Double Indirect Interlayer Exciton in a MoSe2/WSe2 van der Waals Heterostructure

• Published in: ACS nano Vol. 12; no. 5; pp. 4719 - 4726
• Main Authors: Hanbicki, Aubrey T, Chuang, Hsun-Jen, Rosenberger, Matthew R, Hellberg, C. Stephen, Sivaram, Saujan V, McCreary, Kathleen M, Mazin, Igor I, Jonker, Berend T
• Format: Journal Article
• Language: English
• Published: American Chemical Society 22.05.2018
• Subjects: WSe2; valley polarization; photoluminescence; transition metal dichalcogenides; 2D heterostructure; density functional theory; two-dimensional materials; MoSe2
• ISSN: 1936-0851; 1936-086X
• DOI: 10.1021/acsnano.8b01369

An emerging class of semiconductor heterostructures involves stacking discrete monolayers such as transition metal dichalcogenides (TMDs) to form van der Waals heterostructures. In these structures, it is possible to create interlayer excitons (ILEs), spatially indirect, bound electron–hole pairs with the electron in one TMD layer and the hole in an adjacent layer.
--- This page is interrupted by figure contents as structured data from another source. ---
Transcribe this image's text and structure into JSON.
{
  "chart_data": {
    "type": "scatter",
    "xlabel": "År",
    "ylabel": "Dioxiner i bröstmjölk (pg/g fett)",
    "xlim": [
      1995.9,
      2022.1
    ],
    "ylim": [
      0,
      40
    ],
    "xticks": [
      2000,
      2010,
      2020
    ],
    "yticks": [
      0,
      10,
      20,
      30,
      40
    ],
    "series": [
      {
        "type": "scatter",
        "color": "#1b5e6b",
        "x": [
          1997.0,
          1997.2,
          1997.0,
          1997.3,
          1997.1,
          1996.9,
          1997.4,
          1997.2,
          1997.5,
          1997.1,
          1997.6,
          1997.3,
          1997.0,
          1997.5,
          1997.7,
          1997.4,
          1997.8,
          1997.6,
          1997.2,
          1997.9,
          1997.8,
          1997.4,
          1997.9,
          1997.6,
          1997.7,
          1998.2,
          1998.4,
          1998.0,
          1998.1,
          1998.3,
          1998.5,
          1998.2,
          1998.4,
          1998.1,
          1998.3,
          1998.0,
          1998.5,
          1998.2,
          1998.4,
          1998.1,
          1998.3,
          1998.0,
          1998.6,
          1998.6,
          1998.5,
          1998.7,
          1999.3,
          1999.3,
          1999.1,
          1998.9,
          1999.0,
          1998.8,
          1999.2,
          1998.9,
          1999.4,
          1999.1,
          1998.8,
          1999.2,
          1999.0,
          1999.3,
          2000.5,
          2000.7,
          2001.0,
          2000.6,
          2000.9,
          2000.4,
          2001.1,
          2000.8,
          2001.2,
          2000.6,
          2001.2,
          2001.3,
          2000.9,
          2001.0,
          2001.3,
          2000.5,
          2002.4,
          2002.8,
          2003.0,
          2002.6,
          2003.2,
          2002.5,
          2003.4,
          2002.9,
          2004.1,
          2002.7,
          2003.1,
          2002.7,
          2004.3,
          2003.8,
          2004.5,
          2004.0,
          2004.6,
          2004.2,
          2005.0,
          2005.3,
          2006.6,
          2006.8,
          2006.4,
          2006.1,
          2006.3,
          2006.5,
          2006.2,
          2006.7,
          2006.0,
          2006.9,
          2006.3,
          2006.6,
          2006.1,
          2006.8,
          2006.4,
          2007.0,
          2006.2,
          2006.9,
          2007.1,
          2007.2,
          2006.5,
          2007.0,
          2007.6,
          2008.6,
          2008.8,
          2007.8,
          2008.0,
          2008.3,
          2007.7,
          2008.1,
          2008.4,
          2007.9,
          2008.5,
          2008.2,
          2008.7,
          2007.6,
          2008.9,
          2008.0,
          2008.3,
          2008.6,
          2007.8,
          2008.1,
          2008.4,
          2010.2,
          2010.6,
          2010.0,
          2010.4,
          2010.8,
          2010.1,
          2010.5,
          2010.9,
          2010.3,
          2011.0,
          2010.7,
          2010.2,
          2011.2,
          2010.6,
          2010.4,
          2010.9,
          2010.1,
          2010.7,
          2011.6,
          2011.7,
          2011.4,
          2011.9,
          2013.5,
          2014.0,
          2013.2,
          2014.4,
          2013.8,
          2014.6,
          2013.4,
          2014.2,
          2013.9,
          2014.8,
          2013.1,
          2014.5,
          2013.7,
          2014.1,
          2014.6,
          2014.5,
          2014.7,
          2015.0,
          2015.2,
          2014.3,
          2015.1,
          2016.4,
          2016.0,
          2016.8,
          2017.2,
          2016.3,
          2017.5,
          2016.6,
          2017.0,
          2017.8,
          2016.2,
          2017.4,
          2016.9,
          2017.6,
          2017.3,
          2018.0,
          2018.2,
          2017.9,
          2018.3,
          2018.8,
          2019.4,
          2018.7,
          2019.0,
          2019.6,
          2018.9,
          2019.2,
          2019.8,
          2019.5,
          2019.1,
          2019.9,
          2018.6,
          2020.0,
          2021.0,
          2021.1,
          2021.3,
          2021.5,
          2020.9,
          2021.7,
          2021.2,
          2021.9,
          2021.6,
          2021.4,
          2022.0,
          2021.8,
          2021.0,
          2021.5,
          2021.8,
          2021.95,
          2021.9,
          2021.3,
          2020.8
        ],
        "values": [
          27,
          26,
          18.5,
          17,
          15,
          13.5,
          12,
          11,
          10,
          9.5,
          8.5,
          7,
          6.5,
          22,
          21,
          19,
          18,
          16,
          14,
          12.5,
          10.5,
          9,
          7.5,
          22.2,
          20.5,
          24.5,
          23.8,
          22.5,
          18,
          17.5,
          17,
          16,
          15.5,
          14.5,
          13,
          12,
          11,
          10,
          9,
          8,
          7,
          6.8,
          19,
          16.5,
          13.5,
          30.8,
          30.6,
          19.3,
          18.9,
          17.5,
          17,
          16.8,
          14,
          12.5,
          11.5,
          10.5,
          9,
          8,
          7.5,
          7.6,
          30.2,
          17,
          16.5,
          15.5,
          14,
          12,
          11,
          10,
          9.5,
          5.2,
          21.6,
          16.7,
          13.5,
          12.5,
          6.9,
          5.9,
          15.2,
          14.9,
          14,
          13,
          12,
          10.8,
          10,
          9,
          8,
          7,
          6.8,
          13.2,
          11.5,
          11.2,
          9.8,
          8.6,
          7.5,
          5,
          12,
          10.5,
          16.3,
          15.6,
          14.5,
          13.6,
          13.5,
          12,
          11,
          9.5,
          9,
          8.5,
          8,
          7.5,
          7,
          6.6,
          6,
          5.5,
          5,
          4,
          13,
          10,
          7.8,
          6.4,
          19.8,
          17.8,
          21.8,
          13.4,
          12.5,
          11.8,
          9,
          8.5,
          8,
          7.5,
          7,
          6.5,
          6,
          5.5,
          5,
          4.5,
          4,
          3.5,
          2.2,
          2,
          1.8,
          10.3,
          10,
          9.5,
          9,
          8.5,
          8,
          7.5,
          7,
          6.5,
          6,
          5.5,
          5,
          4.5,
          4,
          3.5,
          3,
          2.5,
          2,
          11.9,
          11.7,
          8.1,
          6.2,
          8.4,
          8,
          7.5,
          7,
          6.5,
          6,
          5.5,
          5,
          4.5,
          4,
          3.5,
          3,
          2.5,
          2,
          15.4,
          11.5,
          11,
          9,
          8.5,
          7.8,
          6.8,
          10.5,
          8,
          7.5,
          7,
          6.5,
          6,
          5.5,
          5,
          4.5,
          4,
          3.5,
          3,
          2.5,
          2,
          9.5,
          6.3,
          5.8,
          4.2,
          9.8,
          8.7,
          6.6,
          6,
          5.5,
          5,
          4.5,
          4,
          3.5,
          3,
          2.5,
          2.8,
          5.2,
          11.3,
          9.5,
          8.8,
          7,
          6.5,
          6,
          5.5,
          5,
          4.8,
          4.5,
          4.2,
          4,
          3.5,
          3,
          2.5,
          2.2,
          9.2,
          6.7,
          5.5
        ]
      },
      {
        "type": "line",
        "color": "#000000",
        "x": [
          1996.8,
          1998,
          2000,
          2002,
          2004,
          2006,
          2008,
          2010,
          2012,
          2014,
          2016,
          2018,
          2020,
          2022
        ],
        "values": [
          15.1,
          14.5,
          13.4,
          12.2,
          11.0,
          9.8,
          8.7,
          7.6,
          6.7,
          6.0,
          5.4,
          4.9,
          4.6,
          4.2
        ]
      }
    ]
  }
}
We are able to clearly resolve two distinct emission peaks separated by 24 meV from an ILE in a MoSe2/WSe2 heterostructure fabricated using state-of-the-art preparation techniques. These peaks have nearly equal intensity, indicating they are of common character, and have opposite circular polarizations when excited with circularly polarized light. Ab initio calculations successfully account for these observations: they show that both emission features originate from excitonic transitions that are indirect in momentum space and are split by spin–orbit coupling. Also, the electron is strongly hybridized between both the MoSe2 and WSe2 layers, with significant weight in both layers, contrary to the commonly assumed model. Thus, the transitions are not purely interlayer in character. This work represents a significant advance in our understanding of the static and dynamic properties of TMD heterostructures.